Stablecoin issuers may not be considered “banks” under traditional definitions, as they do not typically offer the same range of financial services as traditional banks. However, it is possible that a stablecoin issuer could become a bank in practice if they begin to offer a wider range of financial services.

It is a matter of debate whether or not the sovereign (i.e., the government) should have a monopoly on money issuance. Some argue that a government-controlled monetary system can help to maintain stability and prevent financial crises, while others believe that competition among private issuers can lead to more innovation and greater efficiency in the financial system.

As for the design of central bank digital currencies (CBDCs), Gorton & Zhang’s article discusses two potential approaches: a digital currency token and a deposit account with the central bank. Each approach has its own pros and cons, and the best design may depend on the specific goals and needs of the central bank. It is possible that other designs may also be developed in the future.

@Astrid_CH

Die Rothschild Familie is a famous and influential European banking family with a long history dating back to the 18th century. The family has been involved in a wide range of business ventures, including finance, real estate, and philanthropy. It is not clear how this topic is related to stablecoins or central bank digital currencies.

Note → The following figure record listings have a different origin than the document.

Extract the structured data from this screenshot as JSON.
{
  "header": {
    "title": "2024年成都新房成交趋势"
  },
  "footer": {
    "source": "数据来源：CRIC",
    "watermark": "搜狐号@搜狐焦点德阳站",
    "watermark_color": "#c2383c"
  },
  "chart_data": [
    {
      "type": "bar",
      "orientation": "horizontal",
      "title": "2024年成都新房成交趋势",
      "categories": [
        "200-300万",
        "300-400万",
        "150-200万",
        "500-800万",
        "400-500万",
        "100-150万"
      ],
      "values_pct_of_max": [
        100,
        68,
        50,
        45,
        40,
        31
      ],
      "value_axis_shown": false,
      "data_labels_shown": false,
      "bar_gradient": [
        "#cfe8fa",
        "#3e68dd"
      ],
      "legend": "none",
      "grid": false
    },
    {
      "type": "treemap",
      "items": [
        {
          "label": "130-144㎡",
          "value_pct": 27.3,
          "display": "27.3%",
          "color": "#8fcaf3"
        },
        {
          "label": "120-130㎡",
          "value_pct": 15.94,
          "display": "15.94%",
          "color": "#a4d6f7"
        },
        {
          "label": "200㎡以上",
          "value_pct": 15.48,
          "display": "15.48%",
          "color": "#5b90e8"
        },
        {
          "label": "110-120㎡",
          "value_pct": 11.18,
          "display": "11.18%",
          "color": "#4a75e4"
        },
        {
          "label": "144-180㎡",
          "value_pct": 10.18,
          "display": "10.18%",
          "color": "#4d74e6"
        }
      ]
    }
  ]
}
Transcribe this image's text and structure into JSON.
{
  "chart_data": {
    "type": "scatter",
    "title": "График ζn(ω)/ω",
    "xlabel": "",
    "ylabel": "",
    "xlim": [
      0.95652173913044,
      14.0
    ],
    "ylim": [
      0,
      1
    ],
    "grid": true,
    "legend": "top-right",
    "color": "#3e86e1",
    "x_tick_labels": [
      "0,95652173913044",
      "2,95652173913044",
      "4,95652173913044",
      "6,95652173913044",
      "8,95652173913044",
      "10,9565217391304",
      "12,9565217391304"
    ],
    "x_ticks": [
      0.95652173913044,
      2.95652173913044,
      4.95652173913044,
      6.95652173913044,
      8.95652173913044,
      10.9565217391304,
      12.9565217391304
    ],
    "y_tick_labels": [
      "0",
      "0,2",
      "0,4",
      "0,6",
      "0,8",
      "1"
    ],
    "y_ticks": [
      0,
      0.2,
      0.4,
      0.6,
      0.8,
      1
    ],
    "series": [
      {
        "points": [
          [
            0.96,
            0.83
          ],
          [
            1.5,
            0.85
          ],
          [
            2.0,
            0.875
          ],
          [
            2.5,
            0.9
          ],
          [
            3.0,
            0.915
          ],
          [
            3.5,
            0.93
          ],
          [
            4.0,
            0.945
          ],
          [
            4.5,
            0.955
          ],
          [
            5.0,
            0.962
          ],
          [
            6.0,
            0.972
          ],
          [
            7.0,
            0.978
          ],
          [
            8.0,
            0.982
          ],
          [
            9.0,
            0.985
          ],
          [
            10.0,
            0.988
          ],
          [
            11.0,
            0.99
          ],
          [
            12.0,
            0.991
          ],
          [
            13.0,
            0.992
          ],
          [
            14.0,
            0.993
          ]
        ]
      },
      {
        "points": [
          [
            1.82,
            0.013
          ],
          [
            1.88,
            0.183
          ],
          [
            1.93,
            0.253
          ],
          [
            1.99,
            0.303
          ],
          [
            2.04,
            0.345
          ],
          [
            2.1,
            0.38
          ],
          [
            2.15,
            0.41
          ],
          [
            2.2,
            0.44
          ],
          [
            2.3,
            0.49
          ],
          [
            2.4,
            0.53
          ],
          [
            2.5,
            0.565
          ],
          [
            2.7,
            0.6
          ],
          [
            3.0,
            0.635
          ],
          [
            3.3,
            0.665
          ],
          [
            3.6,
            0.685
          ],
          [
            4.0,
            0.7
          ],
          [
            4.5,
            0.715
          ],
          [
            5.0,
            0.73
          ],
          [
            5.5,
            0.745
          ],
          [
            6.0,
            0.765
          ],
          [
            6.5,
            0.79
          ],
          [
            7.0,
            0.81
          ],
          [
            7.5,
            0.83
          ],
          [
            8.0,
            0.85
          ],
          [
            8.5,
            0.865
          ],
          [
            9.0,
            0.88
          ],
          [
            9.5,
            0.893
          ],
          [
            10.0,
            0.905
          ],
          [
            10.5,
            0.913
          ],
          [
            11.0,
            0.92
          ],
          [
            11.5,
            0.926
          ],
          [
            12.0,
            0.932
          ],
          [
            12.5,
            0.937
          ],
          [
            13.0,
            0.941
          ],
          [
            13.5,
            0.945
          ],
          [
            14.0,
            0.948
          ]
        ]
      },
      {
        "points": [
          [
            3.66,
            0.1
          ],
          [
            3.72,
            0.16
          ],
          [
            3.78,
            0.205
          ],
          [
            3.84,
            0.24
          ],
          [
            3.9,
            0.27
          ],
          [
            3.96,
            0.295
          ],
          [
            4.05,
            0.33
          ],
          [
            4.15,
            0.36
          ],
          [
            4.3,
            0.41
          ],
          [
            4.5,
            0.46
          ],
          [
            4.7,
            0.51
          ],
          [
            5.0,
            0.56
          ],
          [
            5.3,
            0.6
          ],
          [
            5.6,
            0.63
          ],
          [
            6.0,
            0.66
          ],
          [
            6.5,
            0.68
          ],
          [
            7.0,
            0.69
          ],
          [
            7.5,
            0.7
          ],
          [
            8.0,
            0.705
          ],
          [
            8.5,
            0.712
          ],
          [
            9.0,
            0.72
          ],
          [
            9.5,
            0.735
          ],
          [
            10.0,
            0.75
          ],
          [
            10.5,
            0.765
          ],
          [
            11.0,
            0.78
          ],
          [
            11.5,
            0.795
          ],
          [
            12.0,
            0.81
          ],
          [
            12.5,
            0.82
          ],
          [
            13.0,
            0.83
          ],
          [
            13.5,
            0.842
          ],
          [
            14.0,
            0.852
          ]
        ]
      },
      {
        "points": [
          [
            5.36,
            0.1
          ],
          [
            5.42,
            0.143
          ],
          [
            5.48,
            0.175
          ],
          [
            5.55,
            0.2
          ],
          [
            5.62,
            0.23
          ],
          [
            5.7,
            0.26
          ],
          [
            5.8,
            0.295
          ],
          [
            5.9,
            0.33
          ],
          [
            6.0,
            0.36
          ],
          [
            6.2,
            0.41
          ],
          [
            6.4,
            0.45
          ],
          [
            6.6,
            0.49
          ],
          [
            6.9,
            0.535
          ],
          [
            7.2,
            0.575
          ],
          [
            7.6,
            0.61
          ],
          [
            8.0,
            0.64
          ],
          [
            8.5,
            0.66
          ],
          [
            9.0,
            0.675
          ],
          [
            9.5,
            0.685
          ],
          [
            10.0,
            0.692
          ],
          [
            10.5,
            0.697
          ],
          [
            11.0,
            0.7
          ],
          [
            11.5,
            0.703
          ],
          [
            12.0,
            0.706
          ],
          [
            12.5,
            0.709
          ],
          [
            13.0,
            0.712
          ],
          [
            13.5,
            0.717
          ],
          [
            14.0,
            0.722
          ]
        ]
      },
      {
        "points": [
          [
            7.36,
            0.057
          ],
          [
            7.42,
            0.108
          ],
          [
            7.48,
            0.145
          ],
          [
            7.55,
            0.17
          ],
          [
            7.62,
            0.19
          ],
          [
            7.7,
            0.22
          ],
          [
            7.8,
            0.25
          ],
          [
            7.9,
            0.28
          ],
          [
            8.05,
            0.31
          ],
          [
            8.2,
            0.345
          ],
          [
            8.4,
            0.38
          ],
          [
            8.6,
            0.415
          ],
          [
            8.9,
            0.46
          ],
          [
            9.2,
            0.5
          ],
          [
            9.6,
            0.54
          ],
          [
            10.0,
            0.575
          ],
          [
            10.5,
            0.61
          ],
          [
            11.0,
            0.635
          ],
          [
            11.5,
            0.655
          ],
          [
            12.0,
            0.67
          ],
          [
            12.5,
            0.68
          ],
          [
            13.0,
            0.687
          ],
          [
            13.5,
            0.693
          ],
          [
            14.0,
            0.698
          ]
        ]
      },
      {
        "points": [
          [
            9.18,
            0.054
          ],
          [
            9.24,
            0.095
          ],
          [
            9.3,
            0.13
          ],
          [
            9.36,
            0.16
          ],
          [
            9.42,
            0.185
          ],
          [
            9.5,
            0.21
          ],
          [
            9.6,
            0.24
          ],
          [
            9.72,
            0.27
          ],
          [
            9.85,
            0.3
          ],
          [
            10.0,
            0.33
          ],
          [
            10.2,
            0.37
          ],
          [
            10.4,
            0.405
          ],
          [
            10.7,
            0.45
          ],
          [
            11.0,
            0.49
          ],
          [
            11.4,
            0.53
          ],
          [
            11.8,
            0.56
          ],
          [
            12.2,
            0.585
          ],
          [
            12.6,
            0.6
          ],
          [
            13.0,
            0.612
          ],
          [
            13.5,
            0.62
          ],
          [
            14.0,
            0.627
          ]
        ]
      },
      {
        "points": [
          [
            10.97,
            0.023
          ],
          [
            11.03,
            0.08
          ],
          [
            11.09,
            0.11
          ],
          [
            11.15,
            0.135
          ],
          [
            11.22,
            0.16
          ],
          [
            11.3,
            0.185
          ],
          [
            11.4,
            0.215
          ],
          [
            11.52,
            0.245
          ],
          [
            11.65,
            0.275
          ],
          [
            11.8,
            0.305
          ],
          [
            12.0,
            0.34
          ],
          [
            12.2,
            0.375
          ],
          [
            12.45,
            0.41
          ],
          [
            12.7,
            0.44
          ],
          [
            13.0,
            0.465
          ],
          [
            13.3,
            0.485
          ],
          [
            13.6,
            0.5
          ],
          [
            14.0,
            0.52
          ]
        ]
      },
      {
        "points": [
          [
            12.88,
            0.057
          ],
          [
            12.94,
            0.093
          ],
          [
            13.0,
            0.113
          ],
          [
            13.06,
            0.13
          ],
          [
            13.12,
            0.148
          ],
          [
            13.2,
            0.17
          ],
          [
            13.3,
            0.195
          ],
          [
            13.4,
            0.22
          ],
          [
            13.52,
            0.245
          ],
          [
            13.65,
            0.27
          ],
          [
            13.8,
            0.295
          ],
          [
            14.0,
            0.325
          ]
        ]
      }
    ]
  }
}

Regarding the concept of levying on issuing notes, it is possible that you are referring to the practice of seigniorage, which is the profit that a government or central bank generates by issuing new currency. Seigniorage can be a source of revenue for governments, as the cost of producing new currency is typically much lower than the face value of the notes or coins. However, the use of seigniorage as a means of financing government spending can also have negative consequences, such as inflation or currency devaluation.

It is a matter of debate among economists and policymakers whether or not the practice of seigniorage is beneficial or harmful to an economy. Some argue that it can be a useful tool for financing government spending, while others believe that it can lead to negative consequences if not used responsibly.